Founded in 1982, Abercrombie & Fitch was one of America's premier sporting-goods stores. It sold fishing gear, camping equipment, and rifles.

Business Insider has a great historical overview of the company. "It opened a 12-story store on Madison Avenue with floors that including a shooting range and a golf school. … Its logo was 'The Greatest Sporting Store in the World.' In 1927 A&F was the official outfitter for Charles Lindbergh's flight across the Atlantic Ocean. Other clients included Ernest Hemingway and Teddy Roosevelt."

Up until the 1980s, the company struggled, due in part to the Great Depression, poor management, and a failure to realize America's shift in focus away from the great outdoors.

In 1988 the company was purchased by Limited Brands, which decided to refocus the company around fashion. Through the early 2000s, the brand exploded in popularity and interest thanks to its emphasis on sex, entertainment, and exclusivity.

Abercrombie & Fitch was for the beautiful people-young men with chiseled torsos and women with flawless physiques. If you weren't sure if you fit the bill, Abercrombie & Fitch provided you with examples in the form of massive photograph displays, the A&F catalog magazine, and in-store models who grooved to blaring music. In terms of clothing, the brand pushed the limits of decorum. Women's skirts barely covered rear ends and men's T-shirts featured frat boy jokes. And yet through all this controversy, Abercrombie's "we don't give a shit" attitude prevailed.

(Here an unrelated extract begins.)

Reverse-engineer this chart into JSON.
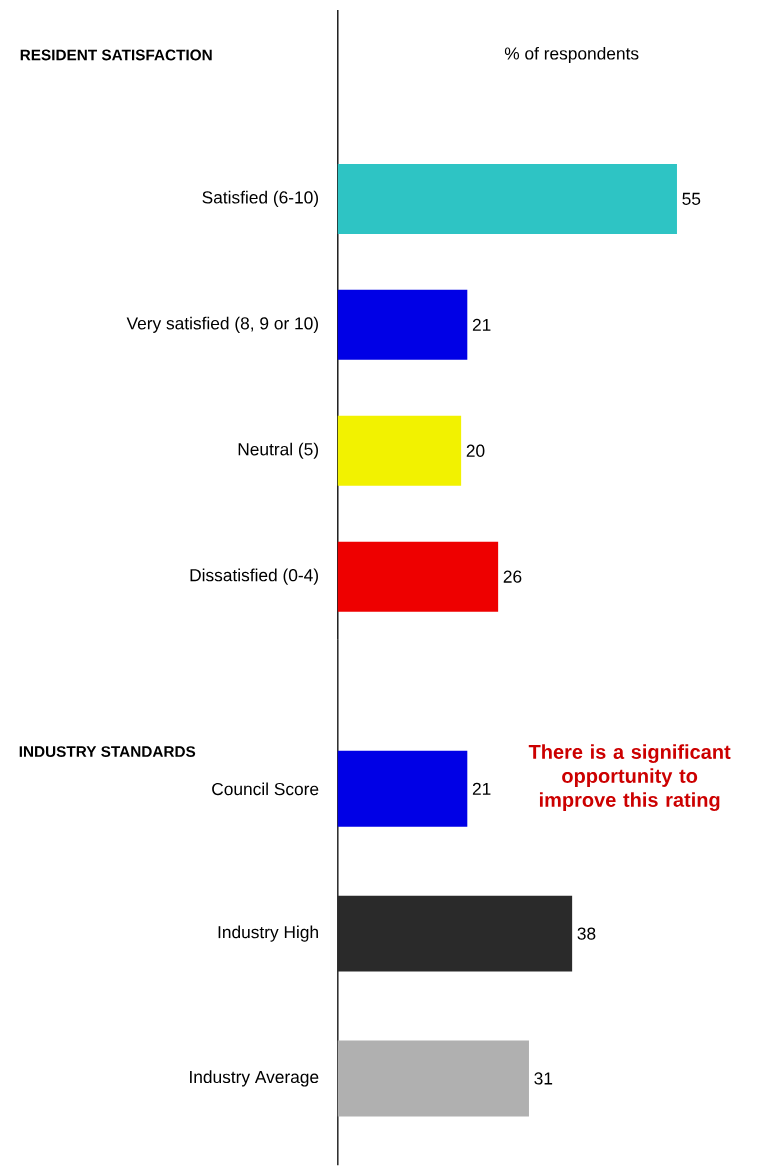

By 2000, Abercrombie & Fitch was one of the most popular brands in the country, edging out the likes of Levi's. In 2005 the company netted more than $2 billion in sales across its four different brands (abercrombie kids, Hollister Co., and Ruehl No. 925). Then the music stopped. And dancing alone in a pair of ripped jeans and no shirt was Abercrombie & Fitch.

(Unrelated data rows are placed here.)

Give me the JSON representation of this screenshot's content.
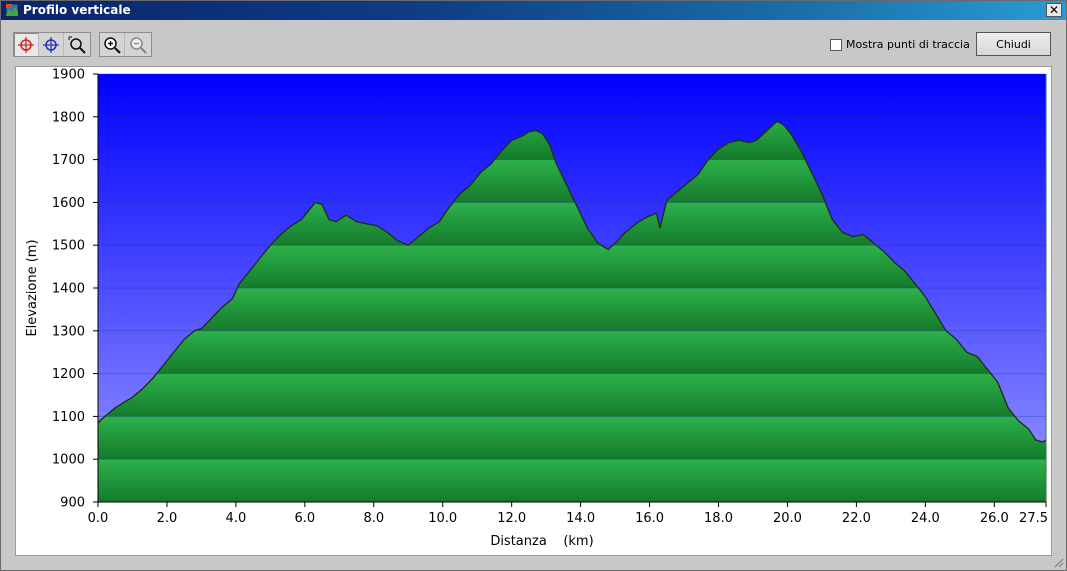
{
  "window": {
    "title": "Profilo verticale",
    "close_glyph": "✕"
  },
  "toolbar": {
    "tools": [
      {
        "name": "crosshair-red-icon",
        "active": true
      },
      {
        "name": "crosshair-blue-icon",
        "active": false
      },
      {
        "name": "zoom-area-icon",
        "active": false
      }
    ],
    "zoom": [
      {
        "name": "zoom-in-icon"
      },
      {
        "name": "zoom-out-icon"
      }
    ],
    "show_track_points_label": "Mostra punti di traccia",
    "show_track_points_checked": false,
    "close_label": "Chiudi"
  },
  "chart_data": {
    "type": "area",
    "title": "",
    "xlabel": "Distanza    (km)",
    "ylabel": "Elevazione (m)",
    "xlim": [
      0,
      27.5
    ],
    "ylim": [
      900,
      1900
    ],
    "x_ticks": [
      "0.0",
      "2.0",
      "4.0",
      "6.0",
      "8.0",
      "10.0",
      "12.0",
      "14.0",
      "16.0",
      "18.0",
      "20.0",
      "22.0",
      "24.0",
      "26.0",
      "27.5"
    ],
    "x_tick_values": [
      0,
      2,
      4,
      6,
      8,
      10,
      12,
      14,
      16,
      18,
      20,
      22,
      24,
      26,
      27.5
    ],
    "y_ticks": [
      "900",
      "1000",
      "1100",
      "1200",
      "1300",
      "1400",
      "1500",
      "1600",
      "1700",
      "1800",
      "1900"
    ],
    "y_tick_values": [
      900,
      1000,
      1100,
      1200,
      1300,
      1400,
      1500,
      1600,
      1700,
      1800,
      1900
    ],
    "grid": true,
    "colors": {
      "sky_top": "#0000ff",
      "sky_bottom": "#9999ff",
      "fill_light": "#2db24a",
      "fill_dark": "#157a2c",
      "line": "#1f2f1f"
    },
    "series": [
      {
        "x": [
          0,
          0.2,
          0.5,
          0.8,
          1.0,
          1.3,
          1.6,
          1.9,
          2.2,
          2.5,
          2.8,
          3.0,
          3.3,
          3.6,
          3.9,
          4.1,
          4.4,
          4.7,
          5.0,
          5.3,
          5.6,
          5.9,
          6.1,
          6.3,
          6.5,
          6.7,
          6.9,
          7.2,
          7.5,
          7.8,
          8.1,
          8.4,
          8.7,
          9.0,
          9.3,
          9.6,
          9.9,
          10.2,
          10.5,
          10.8,
          11.1,
          11.4,
          11.7,
          12.0,
          12.3,
          12.5,
          12.7,
          12.9,
          13.1,
          13.3,
          13.6,
          13.9,
          14.2,
          14.5,
          14.8,
          15.0,
          15.3,
          15.6,
          15.9,
          16.2,
          16.3,
          16.5,
          16.8,
          17.1,
          17.4,
          17.7,
          18.0,
          18.3,
          18.6,
          18.9,
          19.1,
          19.3,
          19.5,
          19.7,
          19.9,
          20.1,
          20.4,
          20.7,
          21.0,
          21.3,
          21.6,
          21.9,
          22.2,
          22.5,
          22.8,
          23.1,
          23.4,
          23.7,
          24.0,
          24.3,
          24.6,
          24.9,
          25.2,
          25.5,
          25.8,
          26.1,
          26.4,
          26.7,
          27.0,
          27.2,
          27.4,
          27.5
        ],
        "y": [
          1085,
          1100,
          1120,
          1135,
          1145,
          1165,
          1190,
          1220,
          1250,
          1280,
          1300,
          1305,
          1330,
          1355,
          1375,
          1410,
          1440,
          1470,
          1500,
          1525,
          1545,
          1560,
          1580,
          1600,
          1595,
          1560,
          1555,
          1570,
          1555,
          1550,
          1545,
          1530,
          1510,
          1500,
          1520,
          1540,
          1555,
          1590,
          1620,
          1640,
          1670,
          1690,
          1720,
          1745,
          1755,
          1765,
          1768,
          1760,
          1735,
          1690,
          1640,
          1590,
          1540,
          1505,
          1490,
          1505,
          1530,
          1550,
          1565,
          1575,
          1540,
          1605,
          1625,
          1645,
          1665,
          1700,
          1725,
          1740,
          1745,
          1740,
          1745,
          1760,
          1775,
          1790,
          1780,
          1760,
          1720,
          1670,
          1620,
          1560,
          1530,
          1520,
          1525,
          1505,
          1485,
          1460,
          1440,
          1410,
          1380,
          1340,
          1300,
          1280,
          1250,
          1240,
          1210,
          1180,
          1120,
          1090,
          1070,
          1045,
          1040,
          1045
        ]
      }
    ]
  }
}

(Full disclosure: That's about when they hired me.)

Shoppers were buying clothing online. Brands like American Eagle and Old Navy catered to the less-than-perfect-looking shopper with smaller wallets. The age of exclusivity was also over. Social networks like Facebook and Twitter were bringing people together in ways never thought possible.

Today the company is in shambles. It plans on shuttering 180 stores by 2015. Its stock plummeted 18 percent in August.

Leading up to the release of the the FOX GRAPHIC TEE-an "online exclusive" that came out weeks after the Ylvis buzz had died down-Abercrombie & Fitch released its own YouTube parody of "The Fox."



"The fox says 'nobody shops at Abercrombie anymore,'" one anonymous YouTube user commented.

Abercrombie & Fitch has become the things it once despised: pathetic and ugly. The hot young models have been replaced with lawyers defending the company against discrimination lawsuits and a truly scary looking CEO.

This past weekend, I visited one of its stores in Lexington for the first time in over a year. Sales signs were posted everywhere and clothing overflowed onto the floor. In the back corner of the store was a shelf stacked with simple shirts featuring the Internet's favoriteacronyms, like NSFW (not safe for work) and SMH (shaking my head).

abercrombiefox4

Screenshot/Abercrombie & Fitch

This shirt in particular summed up my entire experience. And maybe much more.